Ainda o Panteão Nacional
A Lei, qualquer Lei, e eu – não por lhe ser avesso, mas porque considero que ela só pode ter verdadeira aceitação se estiver em conformidade com a realidade social – estamos em constante conflito. Conflito, porque, para mim, prevalece sobre a Lei a legitimidade, pois só esta dá força àquela e a torna aceitável pela sociedade, só esta a justifica como coactiva e coerciva. Ora, se assim é para mim, naturalmente procuro em cada momento identificar os traços legitimadores da norma que me é imposta, ou seja, busco-lhe os fundamentos sociais que lhe servem de alicerces, interpreto-a, interrogo-a, escalpelizo-a, de forma a perceber a relação entre a sua letra e a sociedade que a tem de cumprir. E, meu Deus, quantas Leis há por aí que são tão desconformes!

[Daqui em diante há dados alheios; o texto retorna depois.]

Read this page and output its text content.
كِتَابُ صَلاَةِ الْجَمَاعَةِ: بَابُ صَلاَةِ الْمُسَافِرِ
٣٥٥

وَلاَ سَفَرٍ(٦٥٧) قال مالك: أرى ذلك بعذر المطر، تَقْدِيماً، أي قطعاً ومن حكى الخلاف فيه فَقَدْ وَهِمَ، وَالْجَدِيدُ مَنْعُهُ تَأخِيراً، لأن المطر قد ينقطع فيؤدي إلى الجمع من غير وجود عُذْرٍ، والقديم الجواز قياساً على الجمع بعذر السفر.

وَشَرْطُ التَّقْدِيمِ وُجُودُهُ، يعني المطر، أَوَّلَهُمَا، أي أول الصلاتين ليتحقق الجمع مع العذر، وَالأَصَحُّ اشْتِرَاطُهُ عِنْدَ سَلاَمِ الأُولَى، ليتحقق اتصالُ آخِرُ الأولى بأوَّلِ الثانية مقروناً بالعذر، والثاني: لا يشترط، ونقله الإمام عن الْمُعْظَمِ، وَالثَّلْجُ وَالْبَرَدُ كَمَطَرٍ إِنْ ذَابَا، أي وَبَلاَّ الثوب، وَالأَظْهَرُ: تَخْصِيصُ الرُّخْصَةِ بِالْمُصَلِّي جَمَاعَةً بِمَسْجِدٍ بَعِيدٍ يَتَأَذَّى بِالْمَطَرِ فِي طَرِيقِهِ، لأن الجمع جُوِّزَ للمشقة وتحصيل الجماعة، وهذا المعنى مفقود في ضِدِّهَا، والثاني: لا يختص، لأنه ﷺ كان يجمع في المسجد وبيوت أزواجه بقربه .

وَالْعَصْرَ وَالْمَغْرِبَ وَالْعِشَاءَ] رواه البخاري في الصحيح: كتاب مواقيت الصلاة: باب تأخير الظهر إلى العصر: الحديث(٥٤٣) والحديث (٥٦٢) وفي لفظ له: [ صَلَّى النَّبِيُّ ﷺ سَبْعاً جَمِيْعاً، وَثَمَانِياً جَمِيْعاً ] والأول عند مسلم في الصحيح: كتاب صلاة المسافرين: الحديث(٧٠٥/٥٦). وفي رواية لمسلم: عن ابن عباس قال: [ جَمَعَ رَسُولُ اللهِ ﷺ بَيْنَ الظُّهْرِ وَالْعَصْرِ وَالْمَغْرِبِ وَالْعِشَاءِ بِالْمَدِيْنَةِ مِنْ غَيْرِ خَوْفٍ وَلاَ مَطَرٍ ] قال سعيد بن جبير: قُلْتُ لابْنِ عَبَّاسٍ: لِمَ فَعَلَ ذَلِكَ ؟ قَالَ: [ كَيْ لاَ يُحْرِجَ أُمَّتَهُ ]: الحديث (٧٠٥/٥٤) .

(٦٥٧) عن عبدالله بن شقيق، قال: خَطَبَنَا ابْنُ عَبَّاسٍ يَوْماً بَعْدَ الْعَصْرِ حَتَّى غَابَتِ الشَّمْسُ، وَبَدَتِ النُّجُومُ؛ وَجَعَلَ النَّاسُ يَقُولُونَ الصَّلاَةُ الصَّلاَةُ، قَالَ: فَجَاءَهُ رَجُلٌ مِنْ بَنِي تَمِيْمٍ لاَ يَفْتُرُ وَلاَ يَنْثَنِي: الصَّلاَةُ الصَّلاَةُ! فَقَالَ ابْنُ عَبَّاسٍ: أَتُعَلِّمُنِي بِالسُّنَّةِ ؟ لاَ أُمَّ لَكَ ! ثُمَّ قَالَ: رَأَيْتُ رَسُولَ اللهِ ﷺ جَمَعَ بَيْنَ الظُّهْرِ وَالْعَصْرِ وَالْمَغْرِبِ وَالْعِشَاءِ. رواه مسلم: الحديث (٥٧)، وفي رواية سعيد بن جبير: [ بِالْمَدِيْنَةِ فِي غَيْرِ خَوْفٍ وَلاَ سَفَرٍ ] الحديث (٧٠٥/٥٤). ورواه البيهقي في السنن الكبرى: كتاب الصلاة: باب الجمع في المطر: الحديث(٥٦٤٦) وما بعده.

Vem este arrazoado a propósito do que diz a Lei n.º 28/2000, de 29 de Novembro, sobre as condições de “entrada” no Panteão Nacional. E o que diz o n.º 1 do Art.º 2.º?
Destina-se o Panteão Nacional a «[…] homenagear e perpetuar a memória dos cidadãos que se distinguiram por serviços prestados ao país, no exercício de altos cargos públicos, altos serviços militares, na expansão da cultura portuguesa, na criação literária, científica e artística ou na defesa dos valores da civilização, em prol da dignificação da pessoa humana e da causa da liberdade.»
Analisemos esta prosa gramaticalmente escorreita cheia de lugares comuns. Vejamos o que efectivamente se define e como se define.
“Serviços prestados ao país”! Se por país se entender somente o espaço geográfico demarcado pelas fronteiras, convenhamos que é uma péssima definição, mas se formos generosos e aceitarmos que o legislador quis dizer Pátria ou Nação podemos deixar passar esta expressão sem reparo maior do que aquele que agora lhe fazemos!
Contudo, andemos para a frente e vejamos quão pouco erudito, conciso e claro foi o legislador!
Logo de seguida vêm duas outras graves imprecisões: “altos cargos públicos” e “altos serviços militares”! O que é isto de “altos cargos” e de “altos serviços”? Nesta disposição cabe tudo o que se quiser e todos aqueles que, em dado momento, nos der na real gana! Um alto cargo público pode ser o de Presidente da República como o de presidente da câmara municipal mais modesta da nossa realidade administrativa! E mais vaga ainda é a expressão “altos serviços” aplicada aos militares! Alto serviço é o do general que comanda tropas ou o do soldado que morre no seu posto de combate?
Continuemos.
“Expansão da cultura portuguesa”.
É aqui que o legislador se baralha e mostra a sua ignorância, os seus preconceitos, o seu desconhecimento das mais elementares matrizes científicas! O que entende ele por cultura? O fado? O corridinho? A olaria tradicional? Ou a Língua, o Teatro, o Canto, a Literatura a par do artesanato? Escolheu, o legislador, o conceito de cultura na perspectiva do antropólogo, ou do sociólogo, ou simplesmente por ignorância? É que, logo de seguida, dispara de rajada vários disparates contraditórios se soubesse o que é cultura: “criação literária, científica e artística”! Meu Deus, que é isto?! O legislador terá acaso ouvido falar do nome, para citar só um, Jorge Dias? Ou, mais modernamente, António José Saraiva? O legislador só mostra ignorância cultural e científica ao escrever o que escreveu! Desculpem-me, mas o legislador é uma besta! Uma besta que estudou, provavelmente, Direito e muito mal! E continua a bolçar chorrilho de asneiras: “defesa dos valores da civilização”! Qual civilização? O que quer dizer quando usa tal vocábulo? Saberá o significado antropológico do termo? Ou ainda estará eivado dos conceitos anti-comunistas que opunham a “civilização ocidental” à do Bloco de Leste?
Senhores, como vedes, em tão poucas linhas diz-se tanta vulgaridade ao tratar de um assunto tão elevado como o que se refere ao Panteão Nacional! Mas, para rematar, sai-se ainda o legislador com mais dois lugares comuns: “dignificação da pessoa humana” (haverá alguma pessoa que não seja humana?) e “causa da liberdade”! No Estado Novo fascista também se defendia a “liberdade”!
Como se percebe, pelas interrogações que deixei expostas, o legislador não passa de um tipo comum que fundamentou o seu raciocínio em vacuidades, sem cautela e sem rebuço de dizer asneiras sobre asneiras ao tratar de um assunto excessivamente sério para um bestunto tão pouco erudito.
Assim, todos vão entrar pela porta grande do Panteão Nacional, até haver alguém de bom senso que encerre um lugar que devia ser sagrado como altar da Pátria.